Rajiv Gandhi Equity Savings Scheme is simple but risky



The number of investors participating in the equity market will definitely increase and the equity culture will spread to a number of people

The finance ministry is expected to launch Rajiv Gandhi Equity Savings Scheme (RGESS) by 15th August. At present not much information is available on RGESS besides tax benefits and lock-in period among others.

To enhance savings and attract retail investment in capital markets, former finance minister, Pranab Mukherjee in 2012-13 Budget had announced RGESS. Under the Scheme, 50% tax deduction would be allowed to retail investors with annual income less than Rs. 10 lakh, for investment up to Rs. 50,000, with a lock-in period of three years.

Amit Sethi, owner, Amvi Financials said, “RGESS is meant for new investors, who have not invested in equity markets earlier. Every investment under this Scheme would be a fresh addition to the stock market. This scheme is meant for fresh entrants who generally don’t understand the risk involved in the stock market. Fluctuating financial markets make it essential for individual investors to invest in equity cautiously. Hence, mutual fund equity oriented schemes should be included with direct equity investment option to protect investors from loss.”

RGESS is likely to be a risky product for first time retail investors. Most people avoid investing in equity because of lack of financial knowledge and risks involved. People look at equity as a means of gambling where you’re more prone to losing money than gaining wealth, added Manikaran Singal, certified financial planner, Chandigarh-based Marvel Investments.

Mr Singal further said, “Usually, investors don’t have a proper channel as to where they can clear all their queries and be convinced that investing in equity is not a gamble but a means to add to their wealth. Investing in equity does require some basic knowledge. Retail investors need to know  which stock to invest, what are various parameters to look into, when to invest, what should be the holding time period (five years or more) and how economic conditions affect equity investments.”

RGESS is a very simple investment product but it would be difficult for a fresh entrant to find a growth oriented and fundamentally strong stocks which can provide good return in invested period, pointed out Mr Sethi.

Nozer Damania, research analyst, Personal FN, added, “RGESS is a pure equity scheme exposing the retail investors to direct equity. Investing in equity surely beats inflation in the long run but it requires considerable expertise to invest in fundamentally good companies at their true valuations and at the right time. Thorough research on companies is imperative before investing in direct equity. Hence retail investors, that too, first time investors may not benefit from RGESS though it restricts investments in PSUs (public sector undertakings) and large cap stocks. The first time retail investors would be exposed to volatility in equity markets, which is currently reeling under domestic as well as global pressures.

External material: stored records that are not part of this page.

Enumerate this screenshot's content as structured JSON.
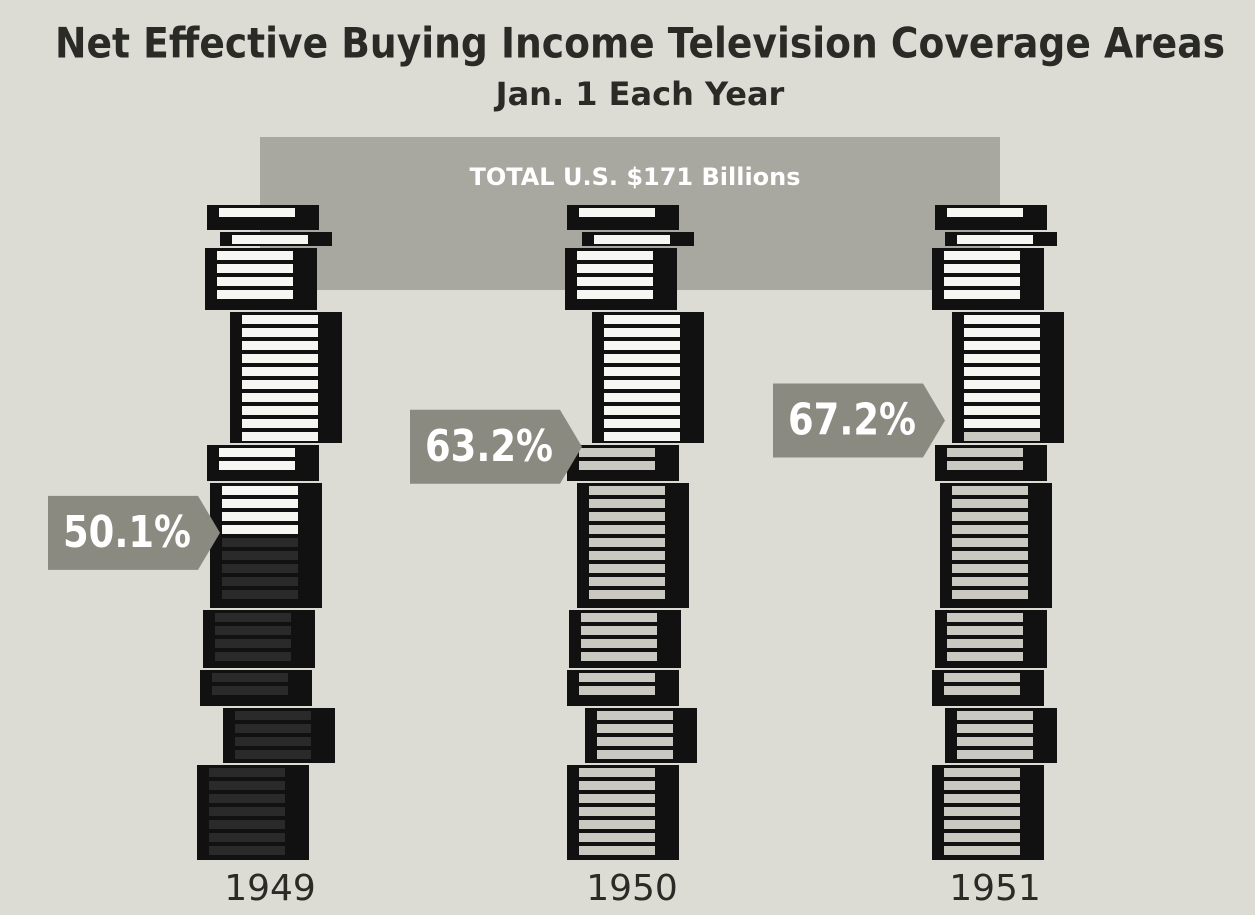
{
  "chart_data": {
    "type": "pictograph",
    "title": "Net Effective Buying Income Television Coverage Areas",
    "subtitle": "Jan. 1 Each Year",
    "annotation": "TOTAL U.S. $171 Billions",
    "categories": [
      "1949",
      "1950",
      "1951"
    ],
    "values": [
      50.1,
      63.2,
      67.2
    ],
    "value_labels": [
      "50.1%",
      "63.2%",
      "67.2%"
    ],
    "ylim": [
      0,
      100
    ]
  }
}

Since, RGESS provides tax deduction of 50% on a maximum investment of Rs. 50,000 it may attract a lot of interest from investors in the middle class income group earning up to Rs 10 lakh. This will lead to a chunk of household savings being routed to the equity markets. The risk involved is certainly high. Hopefully, the finance ministry should find a concrete solution to minimise the risk of first time retail investors in the equity markets, Mr Damania highlighted.

According to Pankaaj Maalde, head-financial planning, ApnaPaisa.com, “Tax deduction in RGESS will be allowed only to first time investor in equity whose annual income is less than Rs. 10 lakh. If you invest up to Rs. 1 lakh in ELSS (equity linked savings scheme), you are eligible to get 100% tax deduction, but deduction in RGESS is reduced to 50% and maximum investment is also restricted to Rs. 50,000. Investing only looking at tax benefit will not benefit retail investors. Retail investors have taken life insurance plans only because it gives tax benefit, but we know very well that investment in insurance has not given good return to the investors.”

Maalde further said, “It is also important to know what will be the asset allocation in RGESS and who will manage the Scheme. Generally, it is not advisable to invest in new schemes because past performance is important while investing in equity. We advise any equity mutual fund to investors only after it has completed three years and have a good track record.”

The objective of RGESS is to channelise household savings into stock markets. A retail investor can avail the scheme only once in a life time. To make the scheme more attractive for retail investors, the finance ministry is also considering reduction in the lock-in period under the scheme to one year from the proposed three years.

Bhavin Shah, managing director, Mumbai-based Sapphire Wealth, said, “To some extent tax breaks provide in RGESS will induce retail investors to invest in equity. The number of investors participating in the equity market will definitely increase and the equity culture will spread to a number of people.”

RGESS is not similar to a mutual fund product in terms of investment style. Investors in mutual funds have an option to select from various styles of investment—like value, growth and blend styles, etc—while investments in RGESS will be at the discretion of the first time retail investors. RGESS cannot be termed as a complex product but yes, it do requires some clarity on the lock-in period of the investment, management of the investment, will investment in IPOs (initial public offerings) be allowed under the RGESS, etc. The product is simple but risky, Damania added.